Fig. 7.. AXL expression correlates with a strong negative prognostic factor in HER2⁺ BC patients.

(A) RT-qPCR analysis of AXL mRNA expression in HER2⁺ BC patients’ FFPE samples. (B) ROC curve analysis for relapse prediction based on AXL mRNA expression in HER2⁺ BC patients. DFS (C) and OS (D) Kaplan-Meier curves of HER2⁺ BC patients stratified by median AXL expression levels. (E) RT-qPCR analysis of VIM mRNA expression in HER2⁺ BC patients’ FFPE samples. DFS (F) and OS (G) Kaplan-Meier curves of HER2⁺ BC patients stratified by median VIM expression levels. (H) Correlation matrix of AXL, VIM, ERRB2, and GAS6 mRNA expression in HER2⁺ BC patients. N = 50. Red lines represent median and interquartile range. GAPDH was used as an endogenous control in (A) and (E). *P < 0.05, **P < 0.01, ***P < 0.001 by two-tailed Student’s t test with Welch’s correction in (A), (E), and (H).

Fig. 8.. AXL mRNA biological changes after dual HER2 blockade.
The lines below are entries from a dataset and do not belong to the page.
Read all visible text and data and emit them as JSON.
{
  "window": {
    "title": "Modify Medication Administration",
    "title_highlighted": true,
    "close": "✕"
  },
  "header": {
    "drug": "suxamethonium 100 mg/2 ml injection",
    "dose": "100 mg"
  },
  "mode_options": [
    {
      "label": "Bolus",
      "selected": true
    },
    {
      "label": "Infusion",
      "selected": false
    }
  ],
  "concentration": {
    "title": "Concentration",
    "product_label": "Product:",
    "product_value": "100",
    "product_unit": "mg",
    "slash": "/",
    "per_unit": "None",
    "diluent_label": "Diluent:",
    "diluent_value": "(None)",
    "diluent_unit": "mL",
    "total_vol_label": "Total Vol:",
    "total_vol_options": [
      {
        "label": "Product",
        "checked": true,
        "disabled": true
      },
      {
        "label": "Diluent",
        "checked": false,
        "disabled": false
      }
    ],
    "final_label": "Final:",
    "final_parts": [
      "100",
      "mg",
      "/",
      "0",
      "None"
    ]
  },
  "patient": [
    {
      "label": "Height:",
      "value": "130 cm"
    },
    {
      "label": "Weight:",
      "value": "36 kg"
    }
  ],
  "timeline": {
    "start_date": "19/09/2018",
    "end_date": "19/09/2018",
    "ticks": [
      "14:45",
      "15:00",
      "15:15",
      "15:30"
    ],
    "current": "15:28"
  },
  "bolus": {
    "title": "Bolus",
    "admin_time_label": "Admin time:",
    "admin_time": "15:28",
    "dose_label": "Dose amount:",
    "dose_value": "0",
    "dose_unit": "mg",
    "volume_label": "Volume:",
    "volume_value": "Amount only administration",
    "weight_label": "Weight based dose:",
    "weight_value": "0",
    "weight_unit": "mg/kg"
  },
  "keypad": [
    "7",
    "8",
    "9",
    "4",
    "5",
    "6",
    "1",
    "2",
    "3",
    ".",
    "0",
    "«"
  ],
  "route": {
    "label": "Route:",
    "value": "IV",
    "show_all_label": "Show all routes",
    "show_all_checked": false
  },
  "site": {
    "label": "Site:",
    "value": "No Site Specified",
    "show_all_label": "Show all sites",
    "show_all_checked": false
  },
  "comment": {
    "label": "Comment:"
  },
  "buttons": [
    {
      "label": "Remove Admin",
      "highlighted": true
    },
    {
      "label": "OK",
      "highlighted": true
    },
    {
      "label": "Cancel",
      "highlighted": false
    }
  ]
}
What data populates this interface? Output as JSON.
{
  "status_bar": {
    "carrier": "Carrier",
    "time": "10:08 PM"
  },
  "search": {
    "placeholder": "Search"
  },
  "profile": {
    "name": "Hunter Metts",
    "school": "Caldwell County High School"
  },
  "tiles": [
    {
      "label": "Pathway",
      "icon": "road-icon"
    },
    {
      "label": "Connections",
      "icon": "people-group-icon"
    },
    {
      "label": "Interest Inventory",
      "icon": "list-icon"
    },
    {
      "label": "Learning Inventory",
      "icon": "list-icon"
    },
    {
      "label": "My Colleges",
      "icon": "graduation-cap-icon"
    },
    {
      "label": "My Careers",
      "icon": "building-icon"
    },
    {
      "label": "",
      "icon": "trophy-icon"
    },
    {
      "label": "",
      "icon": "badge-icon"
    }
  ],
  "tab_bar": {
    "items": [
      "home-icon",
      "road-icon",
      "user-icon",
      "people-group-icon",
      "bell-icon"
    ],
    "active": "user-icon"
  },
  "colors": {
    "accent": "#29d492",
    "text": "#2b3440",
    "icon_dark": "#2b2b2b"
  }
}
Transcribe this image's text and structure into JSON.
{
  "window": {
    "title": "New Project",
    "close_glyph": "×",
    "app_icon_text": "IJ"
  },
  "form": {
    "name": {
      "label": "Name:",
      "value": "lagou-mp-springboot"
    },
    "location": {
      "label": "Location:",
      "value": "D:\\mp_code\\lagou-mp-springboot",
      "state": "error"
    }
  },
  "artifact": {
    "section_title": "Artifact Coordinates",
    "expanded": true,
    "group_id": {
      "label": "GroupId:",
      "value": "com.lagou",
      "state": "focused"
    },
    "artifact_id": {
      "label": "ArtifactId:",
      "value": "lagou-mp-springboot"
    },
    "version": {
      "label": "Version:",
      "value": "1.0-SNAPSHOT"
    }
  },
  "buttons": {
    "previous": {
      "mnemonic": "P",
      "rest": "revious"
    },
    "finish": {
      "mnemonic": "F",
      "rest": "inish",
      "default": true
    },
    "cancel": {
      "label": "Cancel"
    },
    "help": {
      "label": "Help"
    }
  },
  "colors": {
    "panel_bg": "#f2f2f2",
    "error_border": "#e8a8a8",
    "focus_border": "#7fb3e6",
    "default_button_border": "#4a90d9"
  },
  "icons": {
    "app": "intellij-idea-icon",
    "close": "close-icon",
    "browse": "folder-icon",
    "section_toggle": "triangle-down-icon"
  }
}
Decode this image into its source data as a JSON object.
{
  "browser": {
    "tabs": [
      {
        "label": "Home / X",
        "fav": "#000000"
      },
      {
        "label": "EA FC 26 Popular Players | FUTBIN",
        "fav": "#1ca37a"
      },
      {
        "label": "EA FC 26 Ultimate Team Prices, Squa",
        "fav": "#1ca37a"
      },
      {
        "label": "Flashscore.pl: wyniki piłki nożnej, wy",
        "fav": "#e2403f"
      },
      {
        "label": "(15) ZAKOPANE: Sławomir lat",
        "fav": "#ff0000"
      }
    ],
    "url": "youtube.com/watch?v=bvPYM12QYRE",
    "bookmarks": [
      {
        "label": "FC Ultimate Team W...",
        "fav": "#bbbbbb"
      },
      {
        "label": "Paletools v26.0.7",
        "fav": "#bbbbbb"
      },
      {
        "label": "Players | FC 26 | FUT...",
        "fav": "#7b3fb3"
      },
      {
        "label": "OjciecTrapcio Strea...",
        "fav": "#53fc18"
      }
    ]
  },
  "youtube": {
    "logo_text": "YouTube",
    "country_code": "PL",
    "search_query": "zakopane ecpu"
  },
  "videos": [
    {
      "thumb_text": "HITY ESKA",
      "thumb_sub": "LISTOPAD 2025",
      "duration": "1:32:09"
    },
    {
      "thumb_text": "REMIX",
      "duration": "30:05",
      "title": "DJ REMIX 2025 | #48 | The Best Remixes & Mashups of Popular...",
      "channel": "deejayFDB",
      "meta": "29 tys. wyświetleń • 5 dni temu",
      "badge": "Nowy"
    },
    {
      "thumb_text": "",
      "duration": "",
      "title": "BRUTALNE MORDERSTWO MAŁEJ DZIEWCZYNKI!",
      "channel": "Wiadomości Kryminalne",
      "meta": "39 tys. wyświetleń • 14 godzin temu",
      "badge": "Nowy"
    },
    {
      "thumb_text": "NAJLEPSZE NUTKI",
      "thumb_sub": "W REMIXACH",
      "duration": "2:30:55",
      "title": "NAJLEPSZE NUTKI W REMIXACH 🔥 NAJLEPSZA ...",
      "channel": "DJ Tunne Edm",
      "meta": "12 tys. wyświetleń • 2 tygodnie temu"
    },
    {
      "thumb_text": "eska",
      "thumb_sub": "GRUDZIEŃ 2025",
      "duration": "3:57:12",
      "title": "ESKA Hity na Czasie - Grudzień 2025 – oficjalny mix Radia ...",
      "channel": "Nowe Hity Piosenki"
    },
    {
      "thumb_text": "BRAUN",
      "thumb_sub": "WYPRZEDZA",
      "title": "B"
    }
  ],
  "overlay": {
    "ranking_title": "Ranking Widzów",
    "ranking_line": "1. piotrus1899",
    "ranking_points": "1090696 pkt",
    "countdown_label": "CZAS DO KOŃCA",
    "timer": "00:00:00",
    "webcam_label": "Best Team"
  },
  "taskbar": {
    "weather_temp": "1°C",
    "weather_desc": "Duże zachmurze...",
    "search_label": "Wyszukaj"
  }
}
AXL mRNA expression changes between baseline and day 14 of treatment in all 139 tumor samples from PAMELA clinical trial (A) and across histological subtypes (B) and PAM50 subtypes (C). (D) AXL mRNA expression changes between baseline, day 14, and surgery in 97 residual tumors at surgery. (E) Correlation between AXL, VIM, and ERBB2 in 96 tumor samples from the PAMELA clinical trial. Each line represents a tumor sample. Increases are represented in orange, and decreases in blue. P values were determined by two-tailed paired t tests.